We performed a similar experiment examining the effect of current and

past experimental temperature on mortality in Drosophila. In sharp

contrast to the effects of DR, lowered temperature, which also

increases life-span in ectotherms (11, 12), reduced the accumulation

of aging-related damage. Flies cultured at a lower temperature

exhibited a reduction in the slope of the mortality trajectory, rather

than a delay in the time when aging-related mortality could first be

detected (Fig. 3A), as has been previously reported (13). When flies

were switched from 27°C to 18°C environments (Fig. 3A), the increased

mortality driven by life at a higher temperature persisted in the

switched flies compared to the 18°C control flies. This effect of

thermal history was greater the later the age at which the switch was

made. After the switch, the subsequent rate of increase in mortality

with age reflected the new temperature: It was lower in the switched

flies currently at 18°C than in the flies permanently at 27°C. Flies

switched from high to low temperature at various adult ages therefore

showed slower demographic aging. The reciprocal switch, from 18°C to

27°C (Fig. 3B), produced similar findings: The lower mortality seen in

flies at the lower temperature persisted in the switched flies, and to

a greater extent the later the switch was made. After the switch, the

rate of increase in mortality rate with age rose to become

indistinguishable from that seen in flies kept permanently at the high

temperature. These results demonstrate that higher temperature

increases the rate of aging by inflicting permanent debilitation and

that thermal history is a major determinant of mortality. This is in

sharp contrast to the effect of DR on mortality, in which there is no

memory of past feeding.

These findings support the hypothesis that DR in Drosophila extends

life-span solely by reducing the short-term risk of death.
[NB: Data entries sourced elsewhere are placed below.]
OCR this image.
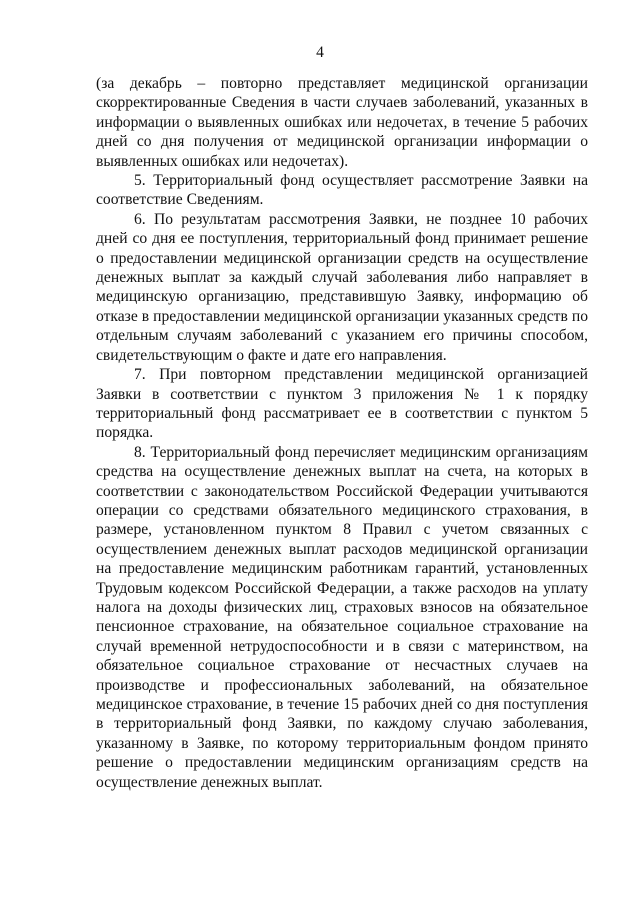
4

(за декабрь – повторно представляет медицинской организации скорректированные Сведения в части случаев заболеваний, указанных в информации о выявленных ошибках или недочетах, в течение 5 рабочих дней со дня получения от медицинской организации информации о выявленных ошибках или недочетах).

5. Территориальный фонд осуществляет рассмотрение Заявки на соответствие Сведениям.

6. По результатам рассмотрения Заявки, не позднее 10 рабочих дней со дня ее поступления, территориальный фонд принимает решение о предоставлении медицинской организации средств на осуществление денежных выплат за каждый случай заболевания либо направляет в медицинскую организацию, представившую Заявку, информацию об отказе в предоставлении медицинской организации указанных средств по отдельным случаям заболеваний с указанием его причины способом, свидетельствующим о факте и дате его направления.

7. При повторном представлении медицинской организацией Заявки в соответствии с пунктом 3 приложения № 1 к порядку территориальный фонд рассматривает ее в соответствии с пунктом 5 порядка.

8. Территориальный фонд перечисляет медицинским организациям средства на осуществление денежных выплат на счета, на которых в соответствии с законодательством Российской Федерации учитываются операции со средствами обязательного медицинского страхования, в размере, установленном пунктом 8 Правил с учетом связанных с осуществлением денежных выплат расходов медицинской организации на предоставление медицинским работникам гарантий, установленных Трудовым кодексом Российской Федерации, а также расходов на уплату налога на доходы физических лиц, страховых взносов на обязательное пенсионное страхование, на обязательное социальное страхование на случай временной нетрудоспособности и в связи с материнством, на обязательное социальное страхование от несчастных случаев на производстве и профессиональных заболеваний, на обязательное медицинское страхование, в течение 15 рабочих дней со дня поступления в территориальный фонд Заявки, по каждому случаю заболевания, указанному в Заявке, по которому территориальным фондом принято решение о предоставлении медицинским организациям средств на осуществление денежных выплат.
DR and

control flies accumulate irreversible, aging-related damage at the

same rate, but the accumulated damage produces a detectable increase

in the death rate at later ages in the DR flies. Death occurs when the

combined effects of risk and damage are sufficiently great, and a

lowering of risk by DR holds the flies below this death threshold for

longer, in some support of the set-point model of life-span extension

by DR (14). The crucial criterion for determining the roles of reduced

risk and damage in the extension of life-span is the response of the

mortality trajectory to switches between high- and low-mortality

regimes. Although other interventions such as mutations in the insulin

and insulin-like growth factor signaling pathway have been shown to

extend life-span in C. elegans, Drosophila, and mice (15–18), it is

not clear if these reduce risk, the rate of accumulation of

aging-related damage, or both. DR initiated during middle age in

mammals increases subsequent life-span (19, 20), but this result is

consistent with either the damage or risk hypothesis. The critical

experiments in mammals have yet to be done.